January 6, 2021

How I learned Italian

I was trying to think of another example as good as Katerina’s for how to look at something and turn it into a repeatable pattern – a process if you like.   This is one I remembered:

Many years ago I was in Italy, having hitch-hiked there with a boyfriend.   We wanted to go to Pisa, by bus.  One of the frustrating things about being a foreigner anywhere is the knowledge that’s so taken for granted that it remains completely hidden.   If you know it, you know it.  If you don’t – hard luck.

In this case, frustratingly, we couldn’t work out how to buy a bus ticket.   Remember, this was a very long time ago, so there was no ‘online’.  In the UK, you could buy a ticket from the driver.  Not here.  If you didn’t have a ticket, you couldn’t get on the bus.   There were no ticket machines we could find – at bus stops, the railway station, anywhere.  Where did people get a ticket from?   We couldn’t even ask, because neither of us spoke Italian, and we hadn’t thought of bringing a phrase book.

I did speak Spanish and French though, so many nouns were sort of familiar, plus I’d already started to spot a pattern of how words changed between Spanish and Italian.   For example,  ‘-ado’ in Spanish becomes ‘-ato’ in Italian.  So the English ‘passed’ was ‘pasado’/’pasada’) in Spanish, and ‘passato’/’passata’ in Italian.   I’d worked out from the notice on the bus that you needed a ticket (‘biglietto’ c.f. Spanish ‘billete’, French ‘billet’).  So far so good.   But how to work out how to ask where to buy it?

I could read the similarities easier than I could hear them.  So I looked at advertising posters, shop signs, notices.  I worked out that Italian frequently uses a reflexive sentence pattern in much the same way as Spanish, so that a sentence like ‘Where can I buy a bus ticket?’ could become ‘Where does a bus ticket get itself bought?’.

All I needed now was the word for ‘buy’.  I hit lucky with the ad on the side of a building – which contained the line ‘XXX gets itself bought here’

Bingo! (did you know that was Italian?).  I could create a new sentence from the pattern I already had

“Dove se acquista un biglietto para el autobus?”
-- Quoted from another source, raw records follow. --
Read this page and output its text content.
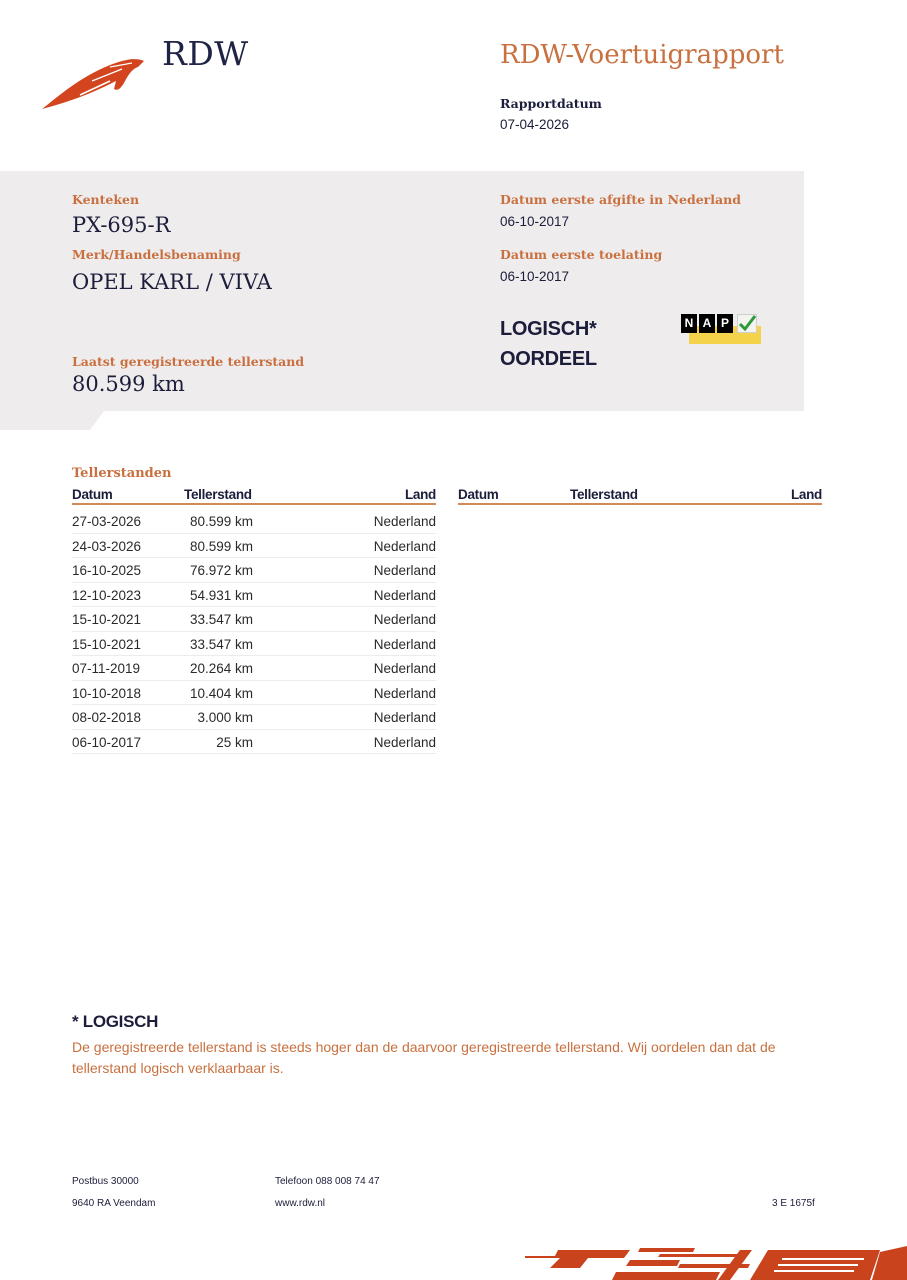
RDW	RDW-Voertuigrapport
Rapportdatum
07-04-2026
Kenteken
PX-695-R
Merk/Handelsbenaming
OPEL KARL / VIVA
Laatst geregistreerde tellerstand
80.599 km
Datum eerste afgifte in Nederland
06-10-2017
Datum eerste toelating
06-10-2017
LOGISCH*
OORDEEL
N A P
Tellerstanden
Datum	Tellerstand	Land
27-03-2026	80.599 km	Nederland
24-03-2026	80.599 km	Nederland
16-10-2025	76.972 km	Nederland
12-10-2023	54.931 km	Nederland
15-10-2021	33.547 km	Nederland
15-10-2021	33.547 km	Nederland
07-11-2019	20.264 km	Nederland
10-10-2018	10.404 km	Nederland
08-02-2018	3.000 km	Nederland
06-10-2017	25 km	Nederland
Datum	Tellerstand	Land
* LOGISCH
De geregistreerde tellerstand is steeds hoger dan de daarvoor geregistreerde tellerstand. Wij oordelen dan dat de tellerstand logisch verklaarbaar is.
Postbus 30000
9640 RA Veendam
Telefoon 088 008 74 47
www.rdw.nl	3 E 1675f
It wasn’t correct – the last bit was pure Spanish.  But the person I asked understood exactly what I meant and directed me to the nearest tobacconist.   We got our tickets to Pisa, and walked around the outside of the leaning tower at every single level.

I never really learned Italian, but I get by in Italy.  Because I recognise patterns from Spanish and French, I can understand what people are saying, and I can construct a sentence that communicates what I mean, even if the details aren’t quite right.

This is no big deal.  We all make patterns from the world around us, so we can predict big things and spend more time on the interesting details.  It’s just that sometimes you have to do it on purpose.  Like when you’re trying to explain a process to someone who’s never done it before.